Правда, турнир кончился позавчера, для Карлсбада это срок немалый. Почти все участники разъехались, он же остался, решив отдохнуть.
– Я не очень помешаю вашей шахматной мысли, если присяду рядом?
– Буду только рад, – сказал Арехин, символически двигаясь по скамейке, и без того достаточно широкой.
С Аверченко он был знаком шапочно, встречались в марте семнадцатого, когда будущее казалось светлым, искристым, как хорошее шампанское. С той поры немало времени прошло, и если бы просто прошло, а то ведь по ходу и давило.
– Я недавно ваш рассказ читал. Про сапоги и улиточек, – сказал Арехин, умолчав, разумеется, что с Анной‑Мари они в оценке рассказа не сошлись.
– Да?
– Мне кажется, что сапоги – это не обязательно матросы, солдаты и прочие революционные силы.
– А что же тогда?
– Сапоги – это время.
– Время, значит, – вздохнул Аверченко. Достал из кармашка часы, томпаковые (в семнадцатом у него были золотые), открыл крышку, показал циферблат Арехину. – Время легко винить, а на мой взгляд, оно ничуть не изменилось. Те же стрелки, те же цифры. Идёт себе ровно, как и прежде. Не замечаю перемен, право.
– Так оно и прежде улиточек давило, время. Только это далеко от нас было, вот мы и не замечали. В одном месте китайцев миллионами давили, в другом месте африканцев, в третьем – американских индейцев, в четвёртом – мексиканцев. Я уж не говорю о гуннах, монголах и прочих древностях, которые катком прошлись по цивилизации.
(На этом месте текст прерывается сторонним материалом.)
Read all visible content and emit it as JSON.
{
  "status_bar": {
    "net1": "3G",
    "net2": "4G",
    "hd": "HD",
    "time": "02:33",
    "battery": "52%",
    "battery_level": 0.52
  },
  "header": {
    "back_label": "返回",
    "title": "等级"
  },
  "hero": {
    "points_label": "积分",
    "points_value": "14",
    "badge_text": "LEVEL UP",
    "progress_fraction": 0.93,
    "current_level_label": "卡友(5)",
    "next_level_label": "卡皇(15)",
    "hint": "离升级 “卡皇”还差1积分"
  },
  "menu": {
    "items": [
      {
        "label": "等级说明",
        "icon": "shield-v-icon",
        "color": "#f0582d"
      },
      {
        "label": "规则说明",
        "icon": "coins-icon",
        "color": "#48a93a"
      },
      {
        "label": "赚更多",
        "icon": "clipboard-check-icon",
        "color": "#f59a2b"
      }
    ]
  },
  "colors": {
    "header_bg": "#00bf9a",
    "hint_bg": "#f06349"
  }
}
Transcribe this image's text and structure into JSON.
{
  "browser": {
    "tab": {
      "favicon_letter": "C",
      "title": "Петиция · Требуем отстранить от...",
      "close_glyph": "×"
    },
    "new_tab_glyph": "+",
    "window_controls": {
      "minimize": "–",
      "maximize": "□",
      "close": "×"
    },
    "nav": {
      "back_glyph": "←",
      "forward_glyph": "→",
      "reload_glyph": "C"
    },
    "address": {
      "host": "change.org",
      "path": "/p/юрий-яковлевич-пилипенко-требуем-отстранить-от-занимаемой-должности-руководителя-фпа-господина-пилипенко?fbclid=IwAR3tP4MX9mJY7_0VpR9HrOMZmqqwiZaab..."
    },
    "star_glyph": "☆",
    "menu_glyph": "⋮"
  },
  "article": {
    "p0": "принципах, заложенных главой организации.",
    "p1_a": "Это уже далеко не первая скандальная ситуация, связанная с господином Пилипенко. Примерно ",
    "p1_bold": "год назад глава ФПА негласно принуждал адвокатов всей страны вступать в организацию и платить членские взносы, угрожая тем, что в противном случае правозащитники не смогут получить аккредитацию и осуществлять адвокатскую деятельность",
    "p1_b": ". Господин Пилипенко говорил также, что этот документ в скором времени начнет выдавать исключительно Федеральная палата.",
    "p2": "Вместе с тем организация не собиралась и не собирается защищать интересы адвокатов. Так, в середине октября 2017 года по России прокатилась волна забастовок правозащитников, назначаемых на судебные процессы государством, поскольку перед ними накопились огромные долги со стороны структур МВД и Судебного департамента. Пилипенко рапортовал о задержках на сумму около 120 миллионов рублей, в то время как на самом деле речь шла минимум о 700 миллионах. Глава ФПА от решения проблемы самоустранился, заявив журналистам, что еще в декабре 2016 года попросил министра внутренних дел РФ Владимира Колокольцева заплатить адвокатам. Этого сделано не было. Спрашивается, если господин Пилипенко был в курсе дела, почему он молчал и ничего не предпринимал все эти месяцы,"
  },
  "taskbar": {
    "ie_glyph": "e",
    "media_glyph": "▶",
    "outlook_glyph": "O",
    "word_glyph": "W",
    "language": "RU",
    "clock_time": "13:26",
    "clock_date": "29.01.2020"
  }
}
– А теперь, считаете, наш черед пришёл?
– Или мы к нему пришли, – ответил Арехин.
– Приползли, – уточнил Аверченко. – Единицы. Те, кому повезло.
– Помнится, вы писали об экспедиции сатириконцев в Европу.
– Писал.
– В первый раз комедия, во второй – драма, если даже не трагедия.
– Что ж поделать, – развёл руками Аверченко. – Не ведал, что творил.
– А я тогда, тоже вот случай, Ленина с компанией за сатириконцев принял. В частности Ленина – за вас. В Швейцарии было дело.
– Неужели похожи? Первый раз слышу.
– Похожи.
– Вам виднее. Вы, говорят, на большевиков работали? В ЧеКа чаи с Дзержинским распивали?
– С кем я и что я только не распивал, – вздохнул Арехин.
– Теперь жалеете?
– Если и жалею, то лишь о недопитом и недоеденном.
– И с Лениным, говорят, пряники кушали?
– Зачем пряники? Обыкновенный чай с обыкновенными бутербродами. С балычком, икрой чёрной, икрой красной, копчёной колбаской, вологодским маслом, а больше – с шустовским коньяком. Напополам. А то и без чая, хлопнем по стакану коньяку – и в подвалы, пытать и расстреливать христианских младенцев. Вот вы писатель, мастер слова, можете мне объяснить, почему стакан коньяку, а не коньяка? Ведь это же неправильно, здесь падежное окончание «а», а никакое не «у».